S. B. A. : La demande d’avis consultatif remonte à avril 2021, et ça a été accepté en mars dernier par un vote de l’Assemblée générale des Nations Unies qui a demandé à tous les États membres de voter une résolution qui va faire en sorte que cette question puisse être posée. La Cour Internationale de Justice (CIJ) a souhaité prendre cette question-là, et on est actuellement dans ce qu’on appelle la phase écrite. Les États sont donc en train de produire des soumissions écrites pour donner leur opinion sur les questions qui ont été posées. Il y a deux grandes questions. Ces écrits–là vont être pris en compte jusqu’à janvier 2024. Après nous entrerons dans la phase orale, durant laquelle les États seront entendus par la CIJ.
F. I. : Quelles sont ces deux grandes questions que vous avez souhaité poser aux États ?
S. B. A. : La première question vise à définir les obligations des États vis-à-vis du changement climatique et la deuxième question s’intéresse aux conséquences de ce que ces obligations signifient sur les actions ou les inactions des États. Dans cette seconde question, on cherche particulièrement à savoir quelles sont les conséquences pour les petits États insulaires qui sont généralement moins développés, mais aussi pour les présentes générations et les générations futures.

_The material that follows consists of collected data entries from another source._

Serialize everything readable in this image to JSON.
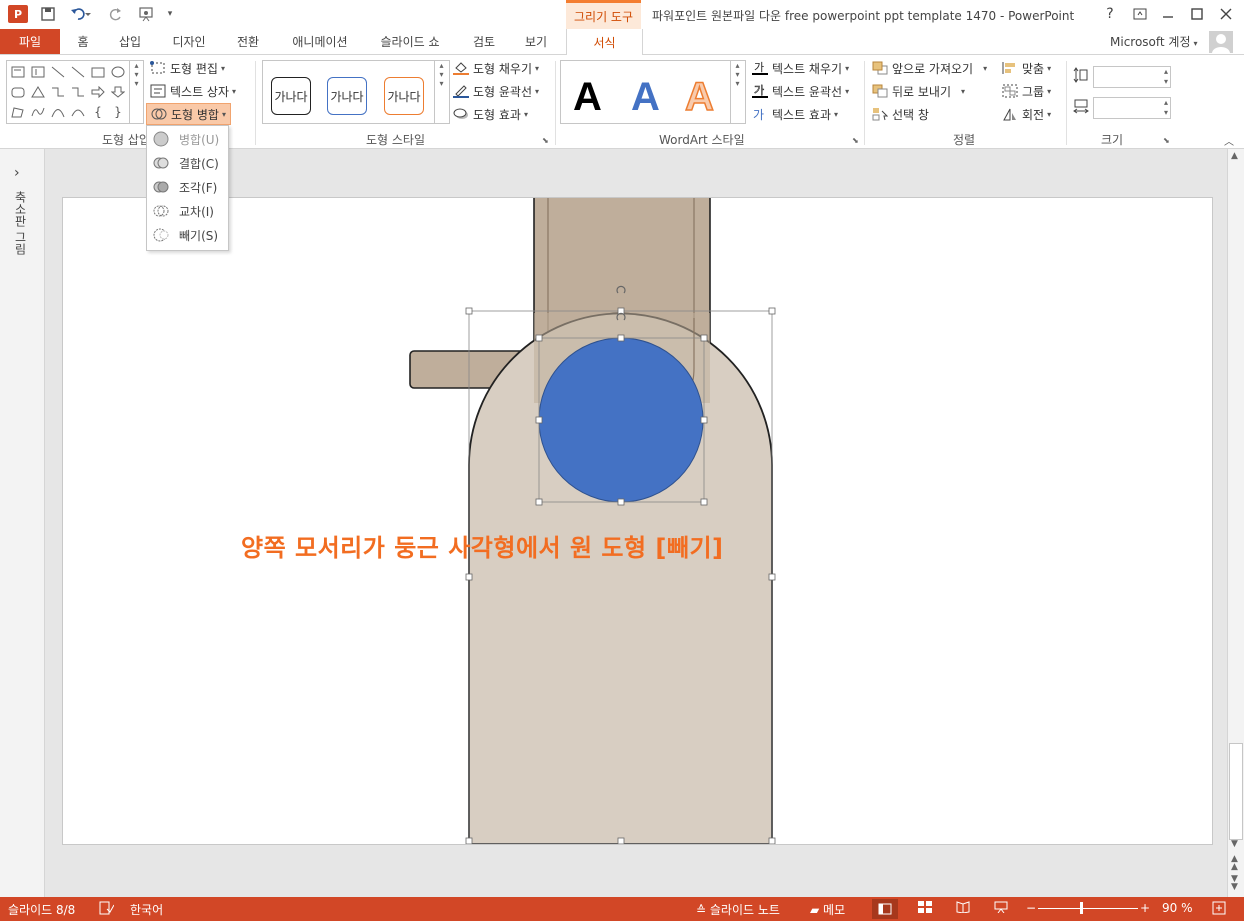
{
  "app": {
    "icon_text": "P",
    "window_title": "파워포인트 원본파일 다운 free powerpoint ppt template 1470 - PowerPoint",
    "context_tab_label": "그리기 도구",
    "account": "Microsoft 계정",
    "help": "?"
  },
  "tabs": [
    "파일",
    "홈",
    "삽입",
    "디자인",
    "전환",
    "애니메이션",
    "슬라이드 쇼",
    "검토",
    "보기",
    "서식"
  ],
  "ribbon": {
    "insert_shapes": {
      "edit_shape": "도형 편집",
      "text_box": "텍스트 상자",
      "merge_shapes": "도형 병합",
      "label": "도형 삽입"
    },
    "shape_styles": {
      "swatch_text": "가나다",
      "fill": "도형 채우기",
      "outline": "도형 윤곽선",
      "effects": "도형 효과",
      "label": "도형 스타일"
    },
    "wordart": {
      "letter": "A",
      "text_fill": "텍스트 채우기",
      "text_outline": "텍스트 윤곽선",
      "text_effects": "텍스트 효과",
      "label": "WordArt 스타일"
    },
    "arrange": {
      "bring_forward": "앞으로 가져오기",
      "send_backward": "뒤로 보내기",
      "selection_pane": "선택 창",
      "align": "맞춤",
      "group": "그룹",
      "rotate": "회전",
      "label": "정렬"
    },
    "size": {
      "label": "크기",
      "height_value": "",
      "width_value": ""
    }
  },
  "merge_menu": {
    "items": [
      {
        "label": "병합(U)"
      },
      {
        "label": "결합(C)"
      },
      {
        "label": "조각(F)"
      },
      {
        "label": "교차(I)"
      },
      {
        "label": "빼기(S)"
      }
    ]
  },
  "thumbnail_pane": {
    "caption": "축소판 그림",
    "expand_glyph": "›"
  },
  "slide": {
    "caption": "양쪽 모서리가 둥근 사각형에서 원 도형 [빼기]",
    "colors": {
      "caption": "#f26d21",
      "circle_fill": "#4472c4",
      "rounded_shape_fill": "#d8cec2",
      "tan_fill": "#bfae9b",
      "tan_dark": "#ab9885"
    }
  },
  "statusbar": {
    "slide_info": "슬라이드 8/8",
    "language": "한국어",
    "notes": "슬라이드 노트",
    "comments": "메모",
    "zoom": "90 %"
  }
}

F. I. : Et concrètement, à quelles issues ce processus peut conduire ?
S. B. A. : Ce processus ne va pas contraindre les États à faire quoi que ce soit, il a pour but de les éclairer. En fait, plus l’avis consultatif sera précis et bien écrit, plus il sera utile car il pourra être utilisé ensuite pour essayer de changer certaines politiques qui ont été mises en place. Par exemple, il pourra contribuer à ce que dans tous les comités de décision sur la question du changement climatique, on puisse entendre la voix des jeunes sur les questions qui vont être posées. Puis, au pire des cas, cet avis consultatif pourra être utilisé, si l’État n’agit toujours pas, pour aller dans les tribunaux comme certains jeunes le font déjà actuellement. Il permettra de dire que la cour la plus haute du monde a défini ces obligations là et qu’il y a telle ou telle conséquence si l’État n’agit pas ou n’en fait pas plus.
F. I. : Quelles actions comptez-vous mener avec World’s Youth for Climate Justice à la COP 28 ?
S. B. A. : Nous allons à la COP 28 pour faire en sorte que les États non seulement participent à ce processus, mais prennent aussi en compte la voix des jeunes dans leurs soumissions écrites. Nous aimerions y retrouver la notion d’équité intergénérationnelle, qui est un principe du droit international. On a aussi réussi à coorganiser plusieurs événements avec d’autres groupes de jeunes, comme Youth for Ecocide Law (« la jeunesse pour une loi sur l’écocide » en anglais, N.D.L.R) avec laquelle on va organiser un événement sur la question des litiges climatiques. L’un des gros événements qu’on va organiser est une Youth reception, c’est-à-dire une réception avec beaucoup de jeunes afin de mobiliser plusieurs groupes pour qu’ils puissent impliquer leurs États dans le processus que nous menons, mais aussi pour faire entendre leurs propres revendications.
F. I. : Comment appréhendez-vous votre participation à cet événement majeur pour le climat ?
S. B. A. : C’est ma première COP, donc je suis très excitée et en même temps je me demande comment ça va se passer, au vu du contexte dans lequel cette COP-là se passe, à savoir qu’elle se déroule aux Émirats arabes unis et que celui qui la préside travaille très près des pétroliers (N.D.L.R. il s’agit de l’émirati sultan Al Jaber qui dirige aussi la compagnie pétrolière Adnoc). Donc c’est assez intriguant. J’espère qu’elle ne va pas être décevante dans ce qui va en ressortir. Le plus important pour moi est que les États participent au processus que je vous ai décrit et qu’ils y intègrent les jeunes et les communautés les plus vulnérables au changement climatique.